Gamma Theta, Missouri S&T
Former National President, National Vice President and Member of the National Board of Directors of HKN
Professor Emeritus, Missouri State University, Retired 2016
The Other Side of the Mirror:
Observations in Passing from a Student Member to a Board Member of HKN
As a junior student majoring in Electrical Engineering at the University of Missouri at Rolla (now Missouri University of Science and Technology), I was invited to join HKN, the Honor Society of Electrical and Computer Engineering. Reading about HKN, I learned about the history and origins of HKN and that it was an honor society designed to recognize students whose scholarship and character were of high quality. I was told that HKN membership was also a good thing to include on my resume as I looked for a future job in my chosen field of engineering.
I thought this would be a good thing to do and went through the initiation process and ceremony. Later as a member of the Gamma Theta Chapter of HKN, I attended chapter meetings, participated in the initiation of additional new members and was generally involved in chapter activities on the Rolla, MO campus.

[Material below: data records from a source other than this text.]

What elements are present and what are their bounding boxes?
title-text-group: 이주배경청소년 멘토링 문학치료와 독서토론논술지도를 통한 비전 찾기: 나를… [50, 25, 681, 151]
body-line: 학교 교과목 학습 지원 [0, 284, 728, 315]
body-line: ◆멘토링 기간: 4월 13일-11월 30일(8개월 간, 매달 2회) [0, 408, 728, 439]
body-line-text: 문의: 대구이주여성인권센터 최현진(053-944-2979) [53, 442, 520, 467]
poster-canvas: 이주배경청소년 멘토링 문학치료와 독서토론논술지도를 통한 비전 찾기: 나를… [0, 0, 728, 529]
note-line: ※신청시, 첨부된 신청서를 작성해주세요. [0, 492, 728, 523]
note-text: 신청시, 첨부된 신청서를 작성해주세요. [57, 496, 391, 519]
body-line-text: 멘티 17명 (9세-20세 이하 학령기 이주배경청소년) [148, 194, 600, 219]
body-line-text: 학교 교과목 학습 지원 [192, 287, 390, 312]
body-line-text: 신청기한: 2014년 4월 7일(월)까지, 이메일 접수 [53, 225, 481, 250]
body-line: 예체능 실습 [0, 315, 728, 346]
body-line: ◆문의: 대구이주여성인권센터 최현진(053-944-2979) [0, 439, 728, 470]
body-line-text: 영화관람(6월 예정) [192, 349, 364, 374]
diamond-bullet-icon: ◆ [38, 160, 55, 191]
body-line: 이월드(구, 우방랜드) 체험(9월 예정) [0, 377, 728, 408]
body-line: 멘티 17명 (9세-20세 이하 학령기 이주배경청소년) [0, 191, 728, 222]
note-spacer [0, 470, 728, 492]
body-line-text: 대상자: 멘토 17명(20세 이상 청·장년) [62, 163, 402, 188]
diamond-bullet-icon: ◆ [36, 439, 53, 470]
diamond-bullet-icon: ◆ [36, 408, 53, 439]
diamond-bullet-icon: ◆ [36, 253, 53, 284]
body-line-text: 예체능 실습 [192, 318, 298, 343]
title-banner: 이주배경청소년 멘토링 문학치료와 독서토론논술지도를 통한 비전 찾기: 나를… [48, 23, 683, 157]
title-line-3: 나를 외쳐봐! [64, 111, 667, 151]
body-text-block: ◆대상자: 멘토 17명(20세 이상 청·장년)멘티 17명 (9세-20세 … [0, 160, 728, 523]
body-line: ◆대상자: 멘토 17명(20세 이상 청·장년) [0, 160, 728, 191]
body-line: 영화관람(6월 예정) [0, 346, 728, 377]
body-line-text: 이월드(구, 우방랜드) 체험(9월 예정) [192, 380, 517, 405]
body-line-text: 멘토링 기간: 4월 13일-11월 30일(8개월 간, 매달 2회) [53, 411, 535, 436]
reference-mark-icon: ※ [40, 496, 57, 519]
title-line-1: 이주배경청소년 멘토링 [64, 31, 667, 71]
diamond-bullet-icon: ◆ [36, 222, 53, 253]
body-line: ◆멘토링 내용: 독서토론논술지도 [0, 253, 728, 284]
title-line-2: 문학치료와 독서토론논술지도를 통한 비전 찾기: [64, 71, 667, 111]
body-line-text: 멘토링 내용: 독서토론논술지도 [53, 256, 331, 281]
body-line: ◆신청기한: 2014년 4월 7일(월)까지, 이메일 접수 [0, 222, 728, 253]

After I graduated and took my first “real” engineering job, my contact with HKN was through the copies of THE BRIDGE magazine that regularly appeared in my mailbox. I read the magazine with interest, if only to see how my old college chapter was doing.
All that changed one day when I received a call from the late Dr. J.R. “Bob” Betten, who was then the National Executive Secretary of HKN. Bob invited me to serve on the National Board of Directors of HKN. It was quite an honor and I eagerly accepted, not knowing how informative and enlightening my service on the HKN Board would prove to be.
My first Board meeting was on the East Coast. Attendees included men and women whose names I recognized from journal articles, textbooks, and magazine stories, individuals who were leaders in the world of electrical and computer engineering. I was impressed that they, though they had advanced far in their profession, still held allegiance to the principles laid out in the HKN codes and charters. From this side of the mirror, HKN was much more than a little student organization in Rolla, MO. It was an international group of individuals who still believed in and lived by those character qualities stressed by HKN, and which continued to serve as guides through their careers.
Subsequent Board meetings only served to reinforce my initial impressions. HKN was so much more than a student group with a post office box in Rolla, MO. It was a lot more than just a “resume builder” to put on job applications. It is a lifelong community of men and women who strive to live by the codes and creeds of HKN.
I wished then, as I do now, that I could take student members out to the national meetings and show them the other side of the organization. There is indeed much to see and learn on the other side of the HKN mirror.